И вдруг с бугра по стругу ударила пушка. Ядро загудело и плюхнулось в воду в двух саженях впереди стругового носа.
Степан Тимофеевич стоял на верховой башне Царицына, наблюдая бой. Он видел то, чего не видал с воды голова Лопатин: видел, как запорожцы Бобы движутся шаг за шагом за караваном по левому берегу — в ивняках, по высокой степной траве, среди голубых и алых тюльпанов, ковром покрывающих степь. Красные шапки запорожцев то выныривали из яркой зелени, то снова тонули в ней. Степану был виден как на ладони и свой бугор, на котором засел Наумов.
Вот он сам, тезка, стоит за камнем, тоже глядит на струги. Вон его казаки затаились у самого берега, возле челнов, за камнями, ждут приближения каравана. И голова не дурак — догадался: струги начали отворачивать к левому берегу. Атаман усмехнулся. Он заранее угадал, что сделает враг, — и голова попался: запорожцы по левому берегу обогнали караван, стали за ивовой рощицей, изготовились к пальбе из мушкетов и ждали.
К башне из города прибежала толпа царицынских пушкарей, торопливо поднимаются на стену.
— Эй, казаки! Кто у вас голова пушкарский? — крикнул один из них.
— Чикмаз! К тебе пушкари в подмогу! — позвал Разин.
Чикмаз, бывший астраханский пушкарь, шел по стене от низовой башни, осматривал пушки, расставляя людей. Спокойный, суровый, тяжелый, в своем постоянном ратном убранстве, с кованым шлемом на голове, он всем своим видом и размеренной поспешностью движений внушал воинам спокойствие и уверенность. Голос его был не громкий, но какой-то особенно низкий, густой. Он произносил короткие слова, из которых каждое было приказом:
— Заряди! Наведи! На меня глянь! Ширинкой махну — пали! Перво единороги, потом малый снаряд. Стругов не крушить — нам самим будут нужны… — Чикмаз окинул взглядом всю стену, подошел к единорогу. Вместо того чтобы указывать, взял могучей рукой под хобот, сам повернул пушку и положил ее ствол между зубцами.

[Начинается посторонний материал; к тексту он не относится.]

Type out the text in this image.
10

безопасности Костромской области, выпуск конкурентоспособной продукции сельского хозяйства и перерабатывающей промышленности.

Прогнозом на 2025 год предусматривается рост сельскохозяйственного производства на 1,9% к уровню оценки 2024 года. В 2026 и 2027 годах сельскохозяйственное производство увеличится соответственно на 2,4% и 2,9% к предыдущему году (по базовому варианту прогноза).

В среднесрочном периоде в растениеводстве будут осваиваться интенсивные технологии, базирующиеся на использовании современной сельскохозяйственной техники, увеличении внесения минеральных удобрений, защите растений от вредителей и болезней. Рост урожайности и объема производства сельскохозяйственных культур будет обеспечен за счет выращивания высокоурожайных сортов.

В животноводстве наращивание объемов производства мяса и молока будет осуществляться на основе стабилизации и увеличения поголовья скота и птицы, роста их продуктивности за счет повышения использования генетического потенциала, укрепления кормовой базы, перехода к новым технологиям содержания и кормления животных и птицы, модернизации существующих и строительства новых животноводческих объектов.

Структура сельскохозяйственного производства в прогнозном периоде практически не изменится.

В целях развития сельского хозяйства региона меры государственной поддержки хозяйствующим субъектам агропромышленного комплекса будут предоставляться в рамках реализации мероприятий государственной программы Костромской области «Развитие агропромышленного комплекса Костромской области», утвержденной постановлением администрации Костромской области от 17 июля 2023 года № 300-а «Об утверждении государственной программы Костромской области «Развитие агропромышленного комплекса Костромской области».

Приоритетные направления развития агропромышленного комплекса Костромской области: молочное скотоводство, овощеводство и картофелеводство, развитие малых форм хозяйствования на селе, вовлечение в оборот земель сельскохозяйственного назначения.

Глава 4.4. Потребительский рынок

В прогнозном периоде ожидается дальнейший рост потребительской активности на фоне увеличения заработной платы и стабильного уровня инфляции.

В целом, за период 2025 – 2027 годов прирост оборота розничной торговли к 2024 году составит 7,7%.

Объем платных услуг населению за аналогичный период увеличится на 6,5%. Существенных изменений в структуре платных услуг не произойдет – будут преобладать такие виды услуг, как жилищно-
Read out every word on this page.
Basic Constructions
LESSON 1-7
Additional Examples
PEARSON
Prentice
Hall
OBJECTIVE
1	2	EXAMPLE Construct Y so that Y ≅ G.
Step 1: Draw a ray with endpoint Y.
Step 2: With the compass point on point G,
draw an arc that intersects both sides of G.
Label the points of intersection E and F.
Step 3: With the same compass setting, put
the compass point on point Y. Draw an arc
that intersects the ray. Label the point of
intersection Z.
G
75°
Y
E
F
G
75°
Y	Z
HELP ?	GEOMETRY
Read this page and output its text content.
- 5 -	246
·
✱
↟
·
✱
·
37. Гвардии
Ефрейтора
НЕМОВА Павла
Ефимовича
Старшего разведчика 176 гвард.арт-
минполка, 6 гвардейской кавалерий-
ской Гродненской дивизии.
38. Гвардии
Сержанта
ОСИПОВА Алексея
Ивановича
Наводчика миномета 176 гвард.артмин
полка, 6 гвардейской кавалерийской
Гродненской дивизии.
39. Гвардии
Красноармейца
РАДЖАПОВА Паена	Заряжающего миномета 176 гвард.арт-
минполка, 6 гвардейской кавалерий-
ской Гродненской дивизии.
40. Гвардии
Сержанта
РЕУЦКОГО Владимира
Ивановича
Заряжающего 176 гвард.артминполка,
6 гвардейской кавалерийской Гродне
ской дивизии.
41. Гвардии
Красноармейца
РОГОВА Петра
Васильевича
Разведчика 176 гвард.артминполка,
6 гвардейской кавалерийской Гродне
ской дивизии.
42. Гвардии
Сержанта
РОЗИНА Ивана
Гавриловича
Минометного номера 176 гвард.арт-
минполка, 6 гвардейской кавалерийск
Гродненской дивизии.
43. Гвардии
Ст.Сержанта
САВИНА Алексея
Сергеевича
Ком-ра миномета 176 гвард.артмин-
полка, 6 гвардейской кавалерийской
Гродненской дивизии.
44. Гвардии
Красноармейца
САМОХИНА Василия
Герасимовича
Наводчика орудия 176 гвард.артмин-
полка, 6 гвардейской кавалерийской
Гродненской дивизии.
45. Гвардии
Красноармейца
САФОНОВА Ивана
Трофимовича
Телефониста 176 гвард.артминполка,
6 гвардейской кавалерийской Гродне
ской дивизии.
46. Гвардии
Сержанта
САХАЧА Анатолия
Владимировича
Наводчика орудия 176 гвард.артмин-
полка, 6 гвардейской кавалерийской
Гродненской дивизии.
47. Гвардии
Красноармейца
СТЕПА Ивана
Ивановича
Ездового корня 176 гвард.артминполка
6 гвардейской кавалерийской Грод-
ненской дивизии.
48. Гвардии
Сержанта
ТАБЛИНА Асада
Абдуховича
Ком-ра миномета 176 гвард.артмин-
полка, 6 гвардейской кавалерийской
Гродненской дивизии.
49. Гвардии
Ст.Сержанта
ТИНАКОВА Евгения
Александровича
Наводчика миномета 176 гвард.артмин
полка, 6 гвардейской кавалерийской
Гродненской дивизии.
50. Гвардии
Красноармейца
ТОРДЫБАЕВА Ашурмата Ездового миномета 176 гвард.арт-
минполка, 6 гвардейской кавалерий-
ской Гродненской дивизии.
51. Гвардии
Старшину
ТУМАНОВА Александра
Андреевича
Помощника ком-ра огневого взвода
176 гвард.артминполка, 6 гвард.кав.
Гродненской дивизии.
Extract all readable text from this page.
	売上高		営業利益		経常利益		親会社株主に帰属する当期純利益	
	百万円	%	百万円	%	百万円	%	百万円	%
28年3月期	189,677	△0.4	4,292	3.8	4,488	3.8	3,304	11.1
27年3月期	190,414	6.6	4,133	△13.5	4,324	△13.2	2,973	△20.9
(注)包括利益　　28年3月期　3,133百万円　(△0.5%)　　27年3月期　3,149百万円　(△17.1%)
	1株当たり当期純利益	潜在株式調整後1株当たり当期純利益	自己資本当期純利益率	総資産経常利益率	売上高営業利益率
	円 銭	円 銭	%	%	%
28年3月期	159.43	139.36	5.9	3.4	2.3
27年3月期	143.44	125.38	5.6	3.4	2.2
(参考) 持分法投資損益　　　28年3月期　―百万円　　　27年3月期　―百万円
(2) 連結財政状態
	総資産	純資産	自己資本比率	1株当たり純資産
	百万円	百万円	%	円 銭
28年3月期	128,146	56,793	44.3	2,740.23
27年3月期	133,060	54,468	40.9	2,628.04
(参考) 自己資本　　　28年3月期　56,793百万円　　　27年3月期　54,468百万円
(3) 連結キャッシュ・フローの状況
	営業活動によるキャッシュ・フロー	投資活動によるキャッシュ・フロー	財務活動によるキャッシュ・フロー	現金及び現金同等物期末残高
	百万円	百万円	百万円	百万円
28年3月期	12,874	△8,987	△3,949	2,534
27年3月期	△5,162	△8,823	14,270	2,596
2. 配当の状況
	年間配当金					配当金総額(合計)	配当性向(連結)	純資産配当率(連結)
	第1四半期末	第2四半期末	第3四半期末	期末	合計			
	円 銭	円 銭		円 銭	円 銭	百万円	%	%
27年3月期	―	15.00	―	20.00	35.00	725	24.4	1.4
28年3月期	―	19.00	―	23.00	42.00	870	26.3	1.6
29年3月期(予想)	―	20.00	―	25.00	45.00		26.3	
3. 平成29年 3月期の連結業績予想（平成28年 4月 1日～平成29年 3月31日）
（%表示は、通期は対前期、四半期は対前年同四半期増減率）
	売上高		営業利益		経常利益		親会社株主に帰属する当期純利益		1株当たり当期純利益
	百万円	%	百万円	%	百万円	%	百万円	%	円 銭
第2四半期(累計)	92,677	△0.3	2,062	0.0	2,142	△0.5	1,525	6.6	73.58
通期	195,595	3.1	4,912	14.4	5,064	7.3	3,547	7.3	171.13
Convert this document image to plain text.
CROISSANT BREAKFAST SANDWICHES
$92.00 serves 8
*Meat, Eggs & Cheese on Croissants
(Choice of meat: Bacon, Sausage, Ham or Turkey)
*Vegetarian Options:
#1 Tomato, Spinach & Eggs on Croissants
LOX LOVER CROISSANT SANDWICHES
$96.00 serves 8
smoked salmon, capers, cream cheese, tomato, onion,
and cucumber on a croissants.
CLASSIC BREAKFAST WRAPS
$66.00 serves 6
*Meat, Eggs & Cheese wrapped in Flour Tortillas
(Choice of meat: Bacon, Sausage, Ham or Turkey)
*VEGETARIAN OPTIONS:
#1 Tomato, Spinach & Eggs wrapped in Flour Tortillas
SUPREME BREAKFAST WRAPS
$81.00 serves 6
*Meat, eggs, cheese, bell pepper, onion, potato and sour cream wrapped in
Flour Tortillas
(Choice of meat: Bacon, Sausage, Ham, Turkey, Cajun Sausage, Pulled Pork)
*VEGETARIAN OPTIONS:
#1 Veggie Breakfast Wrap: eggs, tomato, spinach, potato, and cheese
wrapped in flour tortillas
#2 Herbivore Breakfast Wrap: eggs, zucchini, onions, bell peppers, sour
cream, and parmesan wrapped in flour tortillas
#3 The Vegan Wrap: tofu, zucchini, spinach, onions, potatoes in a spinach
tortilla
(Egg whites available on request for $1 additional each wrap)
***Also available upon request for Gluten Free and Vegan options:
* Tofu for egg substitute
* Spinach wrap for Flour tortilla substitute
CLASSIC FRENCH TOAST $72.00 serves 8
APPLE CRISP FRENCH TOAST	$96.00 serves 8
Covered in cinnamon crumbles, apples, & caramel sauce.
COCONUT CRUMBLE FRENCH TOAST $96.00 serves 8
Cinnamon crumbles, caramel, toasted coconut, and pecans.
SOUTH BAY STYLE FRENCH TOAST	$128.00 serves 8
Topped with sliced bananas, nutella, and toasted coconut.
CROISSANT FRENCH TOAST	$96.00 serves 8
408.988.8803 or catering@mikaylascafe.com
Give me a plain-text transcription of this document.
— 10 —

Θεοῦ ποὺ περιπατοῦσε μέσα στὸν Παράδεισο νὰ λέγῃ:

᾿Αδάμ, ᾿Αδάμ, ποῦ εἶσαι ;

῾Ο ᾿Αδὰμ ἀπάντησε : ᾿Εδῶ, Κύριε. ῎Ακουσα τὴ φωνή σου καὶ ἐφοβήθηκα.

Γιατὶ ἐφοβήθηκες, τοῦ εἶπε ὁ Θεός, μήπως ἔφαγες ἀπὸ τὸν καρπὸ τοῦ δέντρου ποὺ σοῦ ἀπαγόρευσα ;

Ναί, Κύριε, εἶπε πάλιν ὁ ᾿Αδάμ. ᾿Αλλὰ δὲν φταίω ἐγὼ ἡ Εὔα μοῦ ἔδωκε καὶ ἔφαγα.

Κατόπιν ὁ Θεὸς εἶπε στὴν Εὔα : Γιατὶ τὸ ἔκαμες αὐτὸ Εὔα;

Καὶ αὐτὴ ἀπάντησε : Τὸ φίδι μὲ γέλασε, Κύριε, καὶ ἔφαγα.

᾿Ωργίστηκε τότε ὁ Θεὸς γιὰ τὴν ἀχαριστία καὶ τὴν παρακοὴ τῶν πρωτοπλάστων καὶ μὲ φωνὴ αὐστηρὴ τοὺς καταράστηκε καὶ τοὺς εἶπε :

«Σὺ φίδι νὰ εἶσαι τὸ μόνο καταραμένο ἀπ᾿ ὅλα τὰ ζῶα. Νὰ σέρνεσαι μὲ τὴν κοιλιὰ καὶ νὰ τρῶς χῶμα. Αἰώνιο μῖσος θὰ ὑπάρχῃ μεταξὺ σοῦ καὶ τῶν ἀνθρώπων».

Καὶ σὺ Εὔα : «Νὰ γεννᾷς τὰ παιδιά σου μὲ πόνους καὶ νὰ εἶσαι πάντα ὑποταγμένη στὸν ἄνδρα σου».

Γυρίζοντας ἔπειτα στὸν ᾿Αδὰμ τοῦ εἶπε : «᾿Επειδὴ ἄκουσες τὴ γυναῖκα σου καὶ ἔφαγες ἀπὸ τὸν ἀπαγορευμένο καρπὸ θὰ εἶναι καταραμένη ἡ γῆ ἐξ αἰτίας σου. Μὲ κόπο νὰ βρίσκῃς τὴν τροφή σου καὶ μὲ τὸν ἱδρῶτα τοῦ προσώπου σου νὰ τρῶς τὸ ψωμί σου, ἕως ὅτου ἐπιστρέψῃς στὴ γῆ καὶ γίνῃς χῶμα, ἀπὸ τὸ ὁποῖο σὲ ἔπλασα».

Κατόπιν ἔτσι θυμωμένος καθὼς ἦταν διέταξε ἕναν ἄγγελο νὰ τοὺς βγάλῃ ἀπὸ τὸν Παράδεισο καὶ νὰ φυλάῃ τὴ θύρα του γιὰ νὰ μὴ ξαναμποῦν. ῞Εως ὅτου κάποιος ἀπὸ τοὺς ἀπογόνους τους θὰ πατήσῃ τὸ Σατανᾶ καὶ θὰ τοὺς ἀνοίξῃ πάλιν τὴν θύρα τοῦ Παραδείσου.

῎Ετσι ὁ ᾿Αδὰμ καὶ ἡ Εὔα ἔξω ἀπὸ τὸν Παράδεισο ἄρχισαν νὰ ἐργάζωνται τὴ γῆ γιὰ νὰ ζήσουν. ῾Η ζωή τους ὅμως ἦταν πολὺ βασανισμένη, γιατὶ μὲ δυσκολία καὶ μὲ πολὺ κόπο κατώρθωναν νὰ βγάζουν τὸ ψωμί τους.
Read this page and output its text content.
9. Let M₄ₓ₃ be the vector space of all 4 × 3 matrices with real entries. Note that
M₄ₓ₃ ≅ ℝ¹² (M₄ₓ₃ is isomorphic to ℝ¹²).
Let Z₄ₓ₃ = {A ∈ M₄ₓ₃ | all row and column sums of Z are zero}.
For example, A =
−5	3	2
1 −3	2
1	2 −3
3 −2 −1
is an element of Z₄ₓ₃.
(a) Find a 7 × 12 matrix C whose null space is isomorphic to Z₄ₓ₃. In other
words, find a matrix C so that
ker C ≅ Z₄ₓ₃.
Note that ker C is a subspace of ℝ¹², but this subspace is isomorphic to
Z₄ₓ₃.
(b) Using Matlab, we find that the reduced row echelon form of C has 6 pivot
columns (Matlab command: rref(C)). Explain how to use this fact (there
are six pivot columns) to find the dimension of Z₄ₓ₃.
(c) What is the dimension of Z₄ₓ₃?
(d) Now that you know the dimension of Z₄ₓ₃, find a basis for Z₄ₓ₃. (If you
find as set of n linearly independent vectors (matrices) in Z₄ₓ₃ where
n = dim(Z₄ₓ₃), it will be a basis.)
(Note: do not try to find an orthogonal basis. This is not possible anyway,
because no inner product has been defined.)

Дальше толпа людей веревками перетягивала по стене огромную пушку со степной стороны на волжскую, береговую.
— Раз-два-а! Пой-де-от! — дружно кричала толпа.
С бугра ударила первая пушка Наумова.
Степан обратил взгляд снова на Волгу.
Первое ядро с вершины бугра бухнулось впереди каравана.
Разин наблюдал с башни, как готовятся к бою в стане Наумова, собираясь схватиться на самих стругах, для чего казаки караулили миг, лежа совсем возле берега, за камнями.
На стрелецких стругах не заметно было смятения. Степан особенно ясно видел передний струг. На нем стоял на носу, не страшась пуль и ядер, сам голова Лопатин. Он что-то кричал стрельцам, обнажив свою саблю и указывая ею на берег.
Несколько казаков у подножья бугра вскочили по выстрелу наумовской пушки. Голова на переднем струге взмахнул саблей — и множество выстрелов, грянувших со стругов, уложило вскочивших казаков на берегу.
Другие казаки, с гиканьем подхватив челны, спускали их в воду.
Степан увидел, что на стругах быстро сменяют усталых гребцов.
«Кто устал, тот не гож и в бою!» — подумал о них Разин.
Но голова знал, что делал: свежие стрельцы рванули струги вдвое быстрее мимо бугра, к Царицыну, чтобы их не нагнали челны казаков, которые мчались уже наперерез каравану. Передний струг еще круче свернул к левому берегу.
На всех судах развернулись знамена, ударили барабаны и загудели сопели, рога и трубы.
«Ишь, бодрит, ишь, бодрит своих стрельцов воевода! Надо и мне учинить у себя барабаны да трубы!» — подумал Разин.
Весла дружно и напряженно взлетали, неся караван к Царицыну и отклоняя к левому берегу, куда не достанут пушки. Но загремели мушкетные выстрелы с казачьих челнов. В московском караване падали люди.